A trading identifica o mercado, os concorrentes, os preços que estão sendo cobrados para aquele tipo de produto. Investiga os canais de distribuição e conclui se o produto brasileiro tem competitividade para disputar mercado nas mesmas condições.

Fazer adiantamento de contrato de câmbio, que o produtor não sabe fazer, hedge (proteção) de moedas, enfim esse tipo de trabalho de ponta. É comercial, logística, consultoria e execução também.

Que conselho o senhor daria hoje para uma empresa interessada em participar do comércio exterior?

Falando de produto de consumo, não de commodities, primeiro a empresa precisa de algum tipo de escala, ou seja, já estabeleceu um volume grande no país que dá folga para investir num departamento com gente especializada em comércio exterior, para estudar os mercados, os canais de distribuição, o que o concorrente está fazendo, quais são os preços e ver o que isso interessa com extensão do mercado nacional.

A tendência é pensar em Estados Unidos e Europa. Mas não precisa começar assim. Temos uma certa familiaridade de língua com os países vizinhos. Uma vez que se adquire experiência no mercado de Uruguai e Argentina, por exemplo, é o primeiro passo para ir para outros lugares do mundo. E não esperar resultados de uma hora para outra. É preciso que o produto estabeleça presença nos locais.
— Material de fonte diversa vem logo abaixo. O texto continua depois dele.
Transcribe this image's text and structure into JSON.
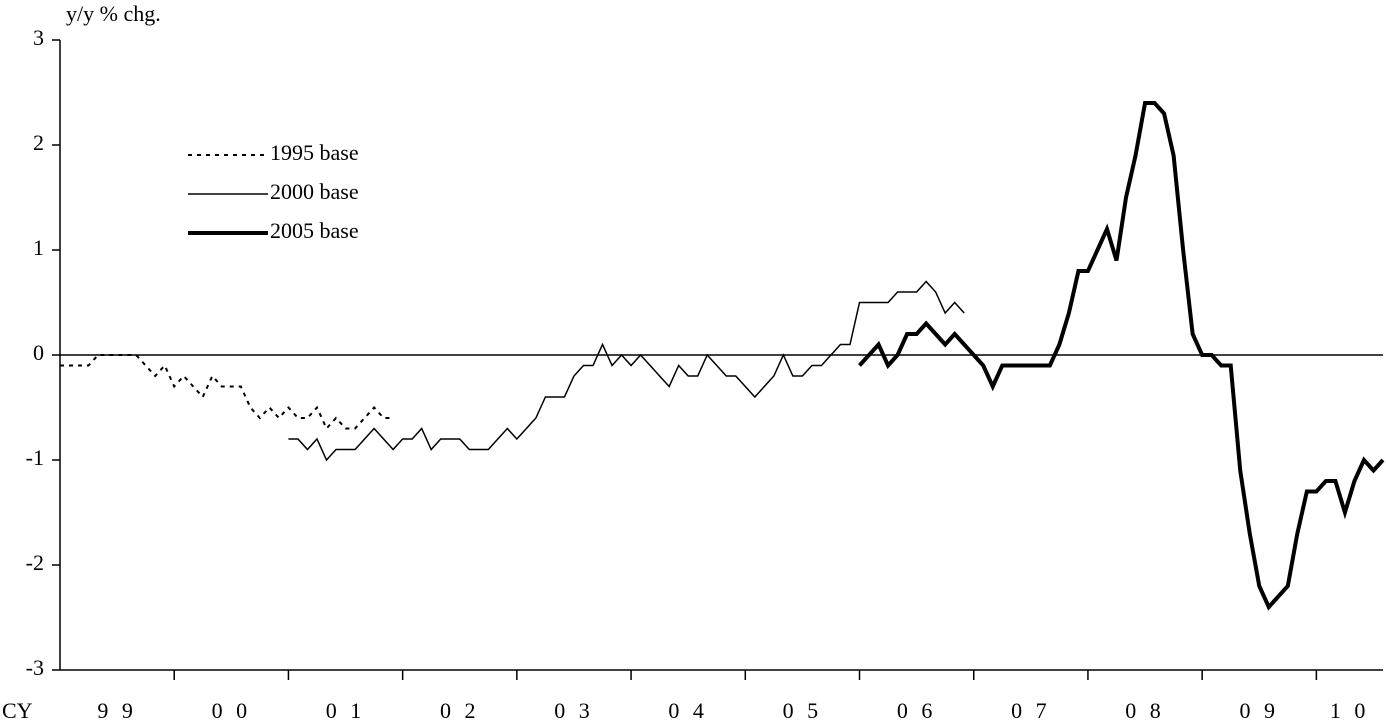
{
  "chart_data": {
    "type": "line",
    "y_label": "y/y % chg.",
    "x_label": "CY",
    "year_labels": [
      "9 9",
      "0 0",
      "0 1",
      "0 2",
      "0 3",
      "0 4",
      "0 5",
      "0 6",
      "0 7",
      "0 8",
      "0 9",
      "1 0"
    ],
    "xlim": [
      0,
      139
    ],
    "xticks": [
      12,
      24,
      36,
      48,
      60,
      72,
      84,
      96,
      108,
      120,
      132
    ],
    "ylim": [
      -3,
      3
    ],
    "yticks": [
      -3,
      -2,
      -1,
      0,
      1,
      2,
      3
    ],
    "zero_line": true,
    "legend": "upper left",
    "series": [
      {
        "name": "1995 base",
        "color": "#000000",
        "style": "dotted",
        "x": [
          0,
          1,
          2,
          3,
          4,
          5,
          6,
          7,
          8,
          9,
          10,
          11,
          12,
          13,
          14,
          15,
          16,
          17,
          18,
          19,
          20,
          21,
          22,
          23,
          24,
          25,
          26,
          27,
          28,
          29,
          30,
          31,
          32,
          33,
          34,
          35
        ],
        "values": [
          -0.1,
          -0.1,
          -0.1,
          -0.1,
          0.0,
          0.0,
          0.0,
          0.0,
          0.0,
          -0.1,
          -0.2,
          -0.1,
          -0.3,
          -0.2,
          -0.3,
          -0.4,
          -0.2,
          -0.3,
          -0.3,
          -0.3,
          -0.5,
          -0.6,
          -0.5,
          -0.6,
          -0.5,
          -0.6,
          -0.6,
          -0.5,
          -0.7,
          -0.6,
          -0.7,
          -0.7,
          -0.6,
          -0.5,
          -0.6,
          -0.6
        ]
      },
      {
        "name": "2000 base",
        "color": "#000000",
        "style": "thin",
        "x": [
          24,
          25,
          26,
          27,
          28,
          29,
          30,
          31,
          32,
          33,
          34,
          35,
          36,
          37,
          38,
          39,
          40,
          41,
          42,
          43,
          44,
          45,
          46,
          47,
          48,
          49,
          50,
          51,
          52,
          53,
          54,
          55,
          56,
          57,
          58,
          59,
          60,
          61,
          62,
          63,
          64,
          65,
          66,
          67,
          68,
          69,
          70,
          71,
          72,
          73,
          74,
          75,
          76,
          77,
          78,
          79,
          80,
          81,
          82,
          83,
          84,
          85,
          86,
          87,
          88,
          89,
          90,
          91,
          92,
          93,
          94,
          95
        ],
        "values": [
          -0.8,
          -0.8,
          -0.9,
          -0.8,
          -1.0,
          -0.9,
          -0.9,
          -0.9,
          -0.8,
          -0.7,
          -0.8,
          -0.9,
          -0.8,
          -0.8,
          -0.7,
          -0.9,
          -0.8,
          -0.8,
          -0.8,
          -0.9,
          -0.9,
          -0.9,
          -0.8,
          -0.7,
          -0.8,
          -0.7,
          -0.6,
          -0.4,
          -0.4,
          -0.4,
          -0.2,
          -0.1,
          -0.1,
          0.1,
          -0.1,
          0.0,
          -0.1,
          0.0,
          -0.1,
          -0.2,
          -0.3,
          -0.1,
          -0.2,
          -0.2,
          0.0,
          -0.1,
          -0.2,
          -0.2,
          -0.3,
          -0.4,
          -0.3,
          -0.2,
          0.0,
          -0.2,
          -0.2,
          -0.1,
          -0.1,
          0.0,
          0.1,
          0.1,
          0.5,
          0.5,
          0.5,
          0.5,
          0.6,
          0.6,
          0.6,
          0.7,
          0.6,
          0.4,
          0.5,
          0.4
        ]
      },
      {
        "name": "2005 base",
        "color": "#000000",
        "style": "thick",
        "x": [
          84,
          85,
          86,
          87,
          88,
          89,
          90,
          91,
          92,
          93,
          94,
          95,
          96,
          97,
          98,
          99,
          100,
          101,
          102,
          103,
          104,
          105,
          106,
          107,
          108,
          109,
          110,
          111,
          112,
          113,
          114,
          115,
          116,
          117,
          118,
          119,
          120,
          121,
          122,
          123,
          124,
          125,
          126,
          127,
          128,
          129,
          130,
          131,
          132,
          133,
          134,
          135,
          136,
          137,
          138,
          139
        ],
        "values": [
          -0.1,
          0.0,
          0.1,
          -0.1,
          0.0,
          0.2,
          0.2,
          0.3,
          0.2,
          0.1,
          0.2,
          0.1,
          0.0,
          -0.1,
          -0.3,
          -0.1,
          -0.1,
          -0.1,
          -0.1,
          -0.1,
          -0.1,
          0.1,
          0.4,
          0.8,
          0.8,
          1.0,
          1.2,
          0.9,
          1.5,
          1.9,
          2.4,
          2.4,
          2.3,
          1.9,
          1.0,
          0.2,
          0.0,
          0.0,
          -0.1,
          -0.1,
          -1.1,
          -1.7,
          -2.2,
          -2.4,
          -2.3,
          -2.2,
          -1.7,
          -1.3,
          -1.3,
          -1.2,
          -1.2,
          -1.5,
          -1.2,
          -1.0,
          -1.1,
          -1.0
        ]
      }
    ]
  }
}
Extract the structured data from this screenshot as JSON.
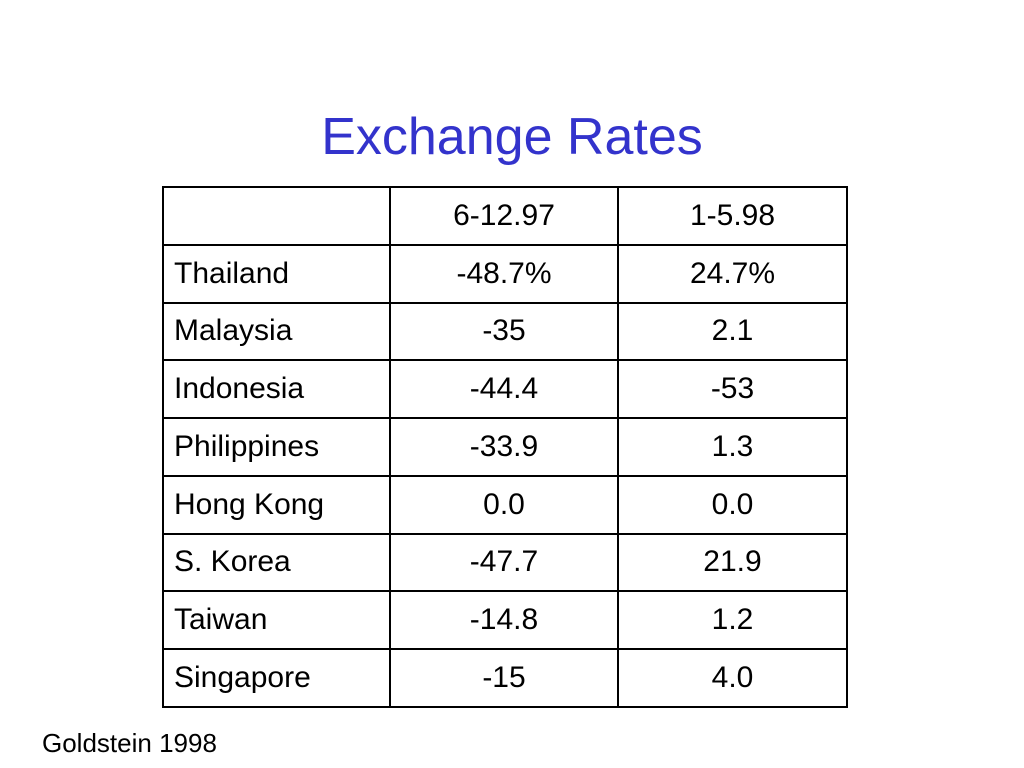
{
  "title": "Exchange Rates",
  "table": {
    "header": [
      "6-12.97",
      "1-5.98"
    ],
    "rows": [
      [
        "Thailand",
        "-48.7%",
        "24.7%"
      ],
      [
        "Malaysia",
        "-35",
        "2.1"
      ],
      [
        "Indonesia",
        "-44.4",
        "-53"
      ],
      [
        "Philippines",
        "-33.9",
        "1.3"
      ],
      [
        "Hong Kong",
        "0.0",
        "0.0"
      ],
      [
        "S. Korea",
        "-47.7",
        "21.9"
      ],
      [
        "Taiwan",
        "-14.8",
        "1.2"
      ],
      [
        "Singapore",
        "-15",
        "4.0"
      ]
    ]
  },
  "source": "Goldstein 1998"
}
Por que o Brasil nunca deu muita bola aos seus vizinhos da América do Sul?

Não sei se é bem assim. O Mercosul continua vivo, os empresários se beneficiam disso. Por mais antipático que seja o regime do Hugo Chávez, o fato de a Venezuela fazer parte do Mercosul é um bom negócio para o empresário brasileiro.

É uma vantagem entrar num mercado que, bem ou mal, consome. Vendemos livremente produtos manufaturados à Venezuela.

Em que medida as eleições presidenciais podem influenciar o fluxo de comércio internacional no Brasil?

Se um dos candidatos quiser se meter a administrar o câmbio, por exemplo, vai ser um problema. O importador vai ficar inseguro, o exportador vai ficar inseguro. Vai dar uma paralisada geral.

José Serra tem um discurso crítico com relação à taxa de câmbio...

Tivemos um saldo comercial de US$ 25 bilhões no ano passado, apesar de todos os pontos negativos. Vamos ter um saldo de US$ 10 bilhões a US$ 15 bilhões neste ano.

O Brasil sempre teve balanças ruins nos primeiros meses do ano. O que puxa o saldo são as commodities. E a enxurrada de soja e carne é entre maio e setembro. Aí no final do ano todo mundo bate palma.

A África dá mostras de um mercado potencial importante?

Há regiões importantes como África do Sul e Angola não somente para exportação de produtos variados, mas também como presença brasileira de empreiteiras, construção civil.

A Nigéria foi importante e ainda é, mas muito pouco em termos de potencial de crescimento. Apesar do planejamento do Itamaraty de estar presente na África, duvido que o resto dos países se reverta em grandes exportações. E tem outra: os chineses já tomaram conta.